During the month, the Korea Composite Stock Price Index (KOSPI) declined 0.45% (in local currency terms) to 1,703.99 and the Korea Securities Dealers Automated Quotation (KOSDAQ) declined 1.6% to 645.45. In general, exporters such as IT firms and automakers led the market.

Foreign exchange markets were volatile during the month; the Korean won tumbled below 1,020 won per U.S. dollar, before recovering somewhat to end the month 5% lower than the prior month. Though there is no definitive explanation for the market volatility, many opinions have surfaced among media and market commentators. Some contributing factors include Korea’s trade deficit as well as the arguably healthy debate between its conservative central bank and its growth-oriented new Finance Minister, Kang Man Soo. Kang has commented on the need to lower the current Bank of Korea benchmark rate of 5% in order to boost investments and narrow the gap with the U.S. Fed rate. He has also called for a weaker won. In response, the head of the central bank expressed concerns over inflation and increased liquidity in the market, implying his support for the current monetary policy. The mixed comments by policy makers may have fueled the market volatility.

South Korea’s March trade balance recorded a deficit of $670 million. The deficit declined from $1.25 billion in February, and is a further improvement from the January deficit of $3.79 billion. A global commodity boom led to a higher import growth of 25.9% compared to an export increase of 19%. By product category, oil and petrochemical product exports grew about 62.3% and 24.4%, respectively, while crude oil imports increased 42% year-over-year. Exports of mobile phones and machinery also rose 42.2% and 28.7%, respectively. By destination, China, Latin America and the Middle East continued to record strong growth.

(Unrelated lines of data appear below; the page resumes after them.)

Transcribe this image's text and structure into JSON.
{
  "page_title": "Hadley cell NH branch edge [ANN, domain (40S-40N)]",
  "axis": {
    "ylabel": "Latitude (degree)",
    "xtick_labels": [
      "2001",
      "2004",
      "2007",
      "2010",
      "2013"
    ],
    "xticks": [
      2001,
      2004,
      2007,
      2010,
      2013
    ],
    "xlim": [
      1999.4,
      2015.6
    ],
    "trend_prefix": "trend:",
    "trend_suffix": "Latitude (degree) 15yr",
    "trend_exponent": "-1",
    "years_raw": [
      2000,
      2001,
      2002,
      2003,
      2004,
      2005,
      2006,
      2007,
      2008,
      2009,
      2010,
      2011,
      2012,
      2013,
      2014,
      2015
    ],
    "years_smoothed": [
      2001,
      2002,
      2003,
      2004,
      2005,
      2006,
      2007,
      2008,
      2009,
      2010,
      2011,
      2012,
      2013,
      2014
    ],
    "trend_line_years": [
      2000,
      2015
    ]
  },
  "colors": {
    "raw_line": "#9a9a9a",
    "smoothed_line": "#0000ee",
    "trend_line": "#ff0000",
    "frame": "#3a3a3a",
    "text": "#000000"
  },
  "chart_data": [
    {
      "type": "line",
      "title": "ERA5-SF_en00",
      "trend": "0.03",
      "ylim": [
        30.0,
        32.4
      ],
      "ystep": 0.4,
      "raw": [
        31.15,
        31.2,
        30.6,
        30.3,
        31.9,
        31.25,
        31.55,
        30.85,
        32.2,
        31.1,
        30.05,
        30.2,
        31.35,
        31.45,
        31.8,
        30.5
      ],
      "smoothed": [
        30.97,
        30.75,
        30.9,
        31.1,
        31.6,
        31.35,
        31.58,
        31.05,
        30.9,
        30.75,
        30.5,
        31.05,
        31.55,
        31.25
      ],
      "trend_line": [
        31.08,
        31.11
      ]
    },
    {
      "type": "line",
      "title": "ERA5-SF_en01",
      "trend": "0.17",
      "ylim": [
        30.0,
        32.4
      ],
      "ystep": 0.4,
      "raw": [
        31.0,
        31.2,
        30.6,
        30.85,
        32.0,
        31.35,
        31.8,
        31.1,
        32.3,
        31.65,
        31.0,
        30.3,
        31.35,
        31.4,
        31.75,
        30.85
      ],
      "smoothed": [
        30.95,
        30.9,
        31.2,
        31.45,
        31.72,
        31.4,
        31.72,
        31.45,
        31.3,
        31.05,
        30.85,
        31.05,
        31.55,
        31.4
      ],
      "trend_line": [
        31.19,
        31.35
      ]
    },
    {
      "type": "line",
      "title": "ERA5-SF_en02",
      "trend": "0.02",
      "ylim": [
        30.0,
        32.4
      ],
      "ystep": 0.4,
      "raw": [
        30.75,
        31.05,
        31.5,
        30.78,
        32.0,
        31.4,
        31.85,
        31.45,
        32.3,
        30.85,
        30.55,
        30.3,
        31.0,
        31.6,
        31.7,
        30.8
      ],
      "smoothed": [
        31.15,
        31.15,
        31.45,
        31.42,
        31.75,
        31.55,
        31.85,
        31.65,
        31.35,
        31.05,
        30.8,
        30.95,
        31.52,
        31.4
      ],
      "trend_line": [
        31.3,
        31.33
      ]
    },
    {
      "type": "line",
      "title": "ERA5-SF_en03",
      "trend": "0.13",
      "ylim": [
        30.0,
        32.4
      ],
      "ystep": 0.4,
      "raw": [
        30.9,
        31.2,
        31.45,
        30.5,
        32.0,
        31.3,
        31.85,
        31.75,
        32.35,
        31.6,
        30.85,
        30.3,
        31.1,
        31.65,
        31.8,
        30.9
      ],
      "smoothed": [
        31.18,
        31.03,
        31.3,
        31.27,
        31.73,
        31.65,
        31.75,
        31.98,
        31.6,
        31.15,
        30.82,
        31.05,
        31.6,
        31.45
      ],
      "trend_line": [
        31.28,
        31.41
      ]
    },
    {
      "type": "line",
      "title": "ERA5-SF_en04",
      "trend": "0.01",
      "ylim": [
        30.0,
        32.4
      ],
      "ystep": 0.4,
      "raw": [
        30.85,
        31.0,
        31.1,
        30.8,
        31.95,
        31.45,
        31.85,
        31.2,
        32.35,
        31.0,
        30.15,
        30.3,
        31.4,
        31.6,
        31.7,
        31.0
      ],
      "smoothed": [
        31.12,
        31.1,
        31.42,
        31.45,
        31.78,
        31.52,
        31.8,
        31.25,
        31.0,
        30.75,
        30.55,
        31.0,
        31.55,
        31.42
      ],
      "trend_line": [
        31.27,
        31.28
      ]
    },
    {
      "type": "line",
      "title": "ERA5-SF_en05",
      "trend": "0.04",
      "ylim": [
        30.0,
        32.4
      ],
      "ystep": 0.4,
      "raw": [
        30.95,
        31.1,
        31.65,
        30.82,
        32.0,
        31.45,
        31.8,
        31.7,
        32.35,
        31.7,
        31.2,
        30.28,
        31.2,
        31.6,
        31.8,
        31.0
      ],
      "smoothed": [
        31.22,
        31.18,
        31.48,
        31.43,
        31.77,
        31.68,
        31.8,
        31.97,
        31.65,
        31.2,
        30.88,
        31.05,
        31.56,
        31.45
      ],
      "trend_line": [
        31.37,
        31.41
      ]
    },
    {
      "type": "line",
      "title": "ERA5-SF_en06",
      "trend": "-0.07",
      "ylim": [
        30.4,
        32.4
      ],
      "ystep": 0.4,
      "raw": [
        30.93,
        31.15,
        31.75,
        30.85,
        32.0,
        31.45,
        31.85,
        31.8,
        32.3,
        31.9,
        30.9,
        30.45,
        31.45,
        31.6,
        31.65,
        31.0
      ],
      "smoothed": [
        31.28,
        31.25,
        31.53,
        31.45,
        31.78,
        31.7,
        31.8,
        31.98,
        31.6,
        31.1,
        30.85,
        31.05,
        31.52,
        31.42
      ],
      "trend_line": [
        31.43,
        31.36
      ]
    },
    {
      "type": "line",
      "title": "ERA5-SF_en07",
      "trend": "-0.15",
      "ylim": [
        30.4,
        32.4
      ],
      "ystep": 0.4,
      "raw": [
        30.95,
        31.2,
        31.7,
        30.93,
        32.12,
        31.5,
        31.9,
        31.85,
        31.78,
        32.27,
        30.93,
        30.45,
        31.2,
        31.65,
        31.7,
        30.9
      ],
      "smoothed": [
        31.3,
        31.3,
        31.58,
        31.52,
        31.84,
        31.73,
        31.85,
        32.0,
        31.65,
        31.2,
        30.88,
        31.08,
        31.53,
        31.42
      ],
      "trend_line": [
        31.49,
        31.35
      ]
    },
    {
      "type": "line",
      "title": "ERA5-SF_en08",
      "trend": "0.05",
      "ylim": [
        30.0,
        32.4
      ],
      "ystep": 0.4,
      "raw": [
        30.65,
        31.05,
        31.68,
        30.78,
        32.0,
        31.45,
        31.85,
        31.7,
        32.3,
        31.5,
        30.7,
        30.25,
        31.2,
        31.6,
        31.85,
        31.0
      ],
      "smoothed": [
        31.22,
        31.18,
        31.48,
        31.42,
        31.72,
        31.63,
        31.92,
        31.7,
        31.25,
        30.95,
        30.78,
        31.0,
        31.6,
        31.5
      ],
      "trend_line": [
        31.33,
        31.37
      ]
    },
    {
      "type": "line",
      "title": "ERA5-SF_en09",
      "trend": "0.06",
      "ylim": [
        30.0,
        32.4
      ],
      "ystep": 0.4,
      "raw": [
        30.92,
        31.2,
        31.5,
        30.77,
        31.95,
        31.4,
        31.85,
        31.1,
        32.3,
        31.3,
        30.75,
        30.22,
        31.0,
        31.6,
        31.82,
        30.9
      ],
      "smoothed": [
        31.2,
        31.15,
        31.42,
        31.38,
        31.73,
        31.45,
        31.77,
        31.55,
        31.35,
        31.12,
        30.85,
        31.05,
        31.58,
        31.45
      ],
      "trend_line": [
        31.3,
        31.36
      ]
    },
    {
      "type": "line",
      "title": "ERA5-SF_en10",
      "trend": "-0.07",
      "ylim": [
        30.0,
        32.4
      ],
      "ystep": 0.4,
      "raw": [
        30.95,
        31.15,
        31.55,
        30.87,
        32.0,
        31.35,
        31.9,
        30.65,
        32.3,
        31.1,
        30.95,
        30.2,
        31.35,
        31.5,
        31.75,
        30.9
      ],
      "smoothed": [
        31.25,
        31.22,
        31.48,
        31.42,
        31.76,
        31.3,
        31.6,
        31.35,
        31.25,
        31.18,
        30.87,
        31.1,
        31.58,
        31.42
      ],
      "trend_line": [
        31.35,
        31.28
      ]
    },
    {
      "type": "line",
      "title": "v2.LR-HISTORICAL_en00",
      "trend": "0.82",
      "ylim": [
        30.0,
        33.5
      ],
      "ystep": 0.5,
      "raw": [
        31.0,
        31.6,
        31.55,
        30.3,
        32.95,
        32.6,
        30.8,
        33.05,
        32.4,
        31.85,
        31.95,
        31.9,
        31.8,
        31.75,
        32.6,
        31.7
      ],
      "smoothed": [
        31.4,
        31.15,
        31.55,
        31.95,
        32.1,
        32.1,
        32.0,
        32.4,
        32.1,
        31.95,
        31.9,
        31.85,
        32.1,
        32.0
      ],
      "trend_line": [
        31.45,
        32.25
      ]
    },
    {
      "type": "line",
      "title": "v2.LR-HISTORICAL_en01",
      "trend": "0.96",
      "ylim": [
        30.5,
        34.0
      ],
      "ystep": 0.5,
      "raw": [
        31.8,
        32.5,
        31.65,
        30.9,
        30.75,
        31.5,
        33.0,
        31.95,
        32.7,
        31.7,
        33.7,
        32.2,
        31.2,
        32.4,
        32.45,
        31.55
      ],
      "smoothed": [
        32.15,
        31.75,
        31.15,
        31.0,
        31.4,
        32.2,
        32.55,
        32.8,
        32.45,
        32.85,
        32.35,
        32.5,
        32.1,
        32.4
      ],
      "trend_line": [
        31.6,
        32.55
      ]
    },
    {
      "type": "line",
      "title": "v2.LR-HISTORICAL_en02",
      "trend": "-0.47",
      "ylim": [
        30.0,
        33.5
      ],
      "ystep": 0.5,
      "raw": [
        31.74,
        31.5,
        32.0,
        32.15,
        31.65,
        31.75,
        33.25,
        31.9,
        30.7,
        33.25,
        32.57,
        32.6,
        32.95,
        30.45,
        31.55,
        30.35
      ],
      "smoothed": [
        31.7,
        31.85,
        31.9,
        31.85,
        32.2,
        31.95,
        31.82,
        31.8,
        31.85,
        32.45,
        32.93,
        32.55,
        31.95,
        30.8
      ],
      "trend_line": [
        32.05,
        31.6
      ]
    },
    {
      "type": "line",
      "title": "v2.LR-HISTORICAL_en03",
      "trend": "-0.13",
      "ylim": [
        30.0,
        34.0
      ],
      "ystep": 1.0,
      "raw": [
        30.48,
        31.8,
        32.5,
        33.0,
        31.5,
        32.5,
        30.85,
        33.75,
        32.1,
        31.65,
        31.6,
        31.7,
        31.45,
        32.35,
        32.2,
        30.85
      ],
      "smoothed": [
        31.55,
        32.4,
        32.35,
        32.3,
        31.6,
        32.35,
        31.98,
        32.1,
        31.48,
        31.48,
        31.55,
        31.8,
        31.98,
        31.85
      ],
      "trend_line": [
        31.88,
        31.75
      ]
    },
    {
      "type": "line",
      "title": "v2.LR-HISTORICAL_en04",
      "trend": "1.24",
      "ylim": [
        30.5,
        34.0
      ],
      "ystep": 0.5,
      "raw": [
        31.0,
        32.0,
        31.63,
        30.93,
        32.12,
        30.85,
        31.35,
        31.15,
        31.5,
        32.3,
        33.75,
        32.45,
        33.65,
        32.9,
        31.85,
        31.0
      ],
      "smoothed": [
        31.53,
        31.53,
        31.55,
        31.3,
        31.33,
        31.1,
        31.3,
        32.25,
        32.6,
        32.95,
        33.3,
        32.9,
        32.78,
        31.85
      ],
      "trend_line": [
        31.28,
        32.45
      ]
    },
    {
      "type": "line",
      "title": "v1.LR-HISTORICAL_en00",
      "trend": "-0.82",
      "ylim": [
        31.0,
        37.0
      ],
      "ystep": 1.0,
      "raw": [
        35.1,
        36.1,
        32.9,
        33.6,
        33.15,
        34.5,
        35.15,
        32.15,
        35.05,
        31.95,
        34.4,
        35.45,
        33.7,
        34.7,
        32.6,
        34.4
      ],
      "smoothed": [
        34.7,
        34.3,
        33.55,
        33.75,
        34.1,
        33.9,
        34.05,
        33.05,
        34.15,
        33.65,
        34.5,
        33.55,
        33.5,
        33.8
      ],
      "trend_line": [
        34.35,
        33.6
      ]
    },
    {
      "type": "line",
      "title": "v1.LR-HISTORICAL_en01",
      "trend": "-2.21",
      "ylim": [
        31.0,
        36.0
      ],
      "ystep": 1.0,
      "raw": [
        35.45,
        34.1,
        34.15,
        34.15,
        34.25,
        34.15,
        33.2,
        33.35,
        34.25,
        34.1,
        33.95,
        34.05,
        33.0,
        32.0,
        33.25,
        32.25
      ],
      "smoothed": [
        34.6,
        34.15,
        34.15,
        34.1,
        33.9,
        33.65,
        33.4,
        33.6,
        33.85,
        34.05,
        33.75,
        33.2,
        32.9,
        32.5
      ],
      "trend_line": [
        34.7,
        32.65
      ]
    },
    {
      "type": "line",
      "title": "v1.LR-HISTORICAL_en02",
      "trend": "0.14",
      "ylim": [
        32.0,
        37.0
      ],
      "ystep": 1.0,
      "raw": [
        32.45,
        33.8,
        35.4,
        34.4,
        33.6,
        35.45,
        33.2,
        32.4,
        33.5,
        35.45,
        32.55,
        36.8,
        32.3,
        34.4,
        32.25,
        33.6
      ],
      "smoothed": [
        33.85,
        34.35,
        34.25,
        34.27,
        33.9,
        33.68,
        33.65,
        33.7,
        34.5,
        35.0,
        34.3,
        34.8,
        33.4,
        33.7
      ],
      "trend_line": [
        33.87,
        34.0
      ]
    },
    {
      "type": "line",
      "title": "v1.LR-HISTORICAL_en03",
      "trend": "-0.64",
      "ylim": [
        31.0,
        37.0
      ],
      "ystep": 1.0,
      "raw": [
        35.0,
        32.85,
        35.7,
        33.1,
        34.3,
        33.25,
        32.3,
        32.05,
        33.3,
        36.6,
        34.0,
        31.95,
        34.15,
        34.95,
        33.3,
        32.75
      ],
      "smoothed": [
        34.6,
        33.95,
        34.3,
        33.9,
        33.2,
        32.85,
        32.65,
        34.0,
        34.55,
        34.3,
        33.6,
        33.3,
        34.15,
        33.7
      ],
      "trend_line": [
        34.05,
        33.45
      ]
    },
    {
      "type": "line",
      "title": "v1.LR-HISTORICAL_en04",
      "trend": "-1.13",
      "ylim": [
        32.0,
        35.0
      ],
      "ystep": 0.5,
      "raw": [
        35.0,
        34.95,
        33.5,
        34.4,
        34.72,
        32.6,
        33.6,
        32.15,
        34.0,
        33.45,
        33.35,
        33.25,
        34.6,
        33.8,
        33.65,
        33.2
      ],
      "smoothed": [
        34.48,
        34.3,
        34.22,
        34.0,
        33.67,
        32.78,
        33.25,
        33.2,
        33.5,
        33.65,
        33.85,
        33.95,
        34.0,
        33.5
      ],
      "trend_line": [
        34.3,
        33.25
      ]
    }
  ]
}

In March, South Korea’s consumer price index rose 3.9%, slightly higher than the central bank’s inflation target of 3.5%. Upcoming general elections for National Assembly members are planned for April 9. Details of the new administration’s deregulation and economic growth plans are expected to be released after the elections.


March 31, 2008


The view and information discussed in this article are as of the date of publication, are subject to change and may not reflect the writer's current views. The views expressed represent an assessment of market conditions at a specific point in time, are opinions only and should not be relied upon as investment advice regarding a particular investment or markets in general. Such information does not constitute a recommendation to buy or sell specific securities or investments vehicles.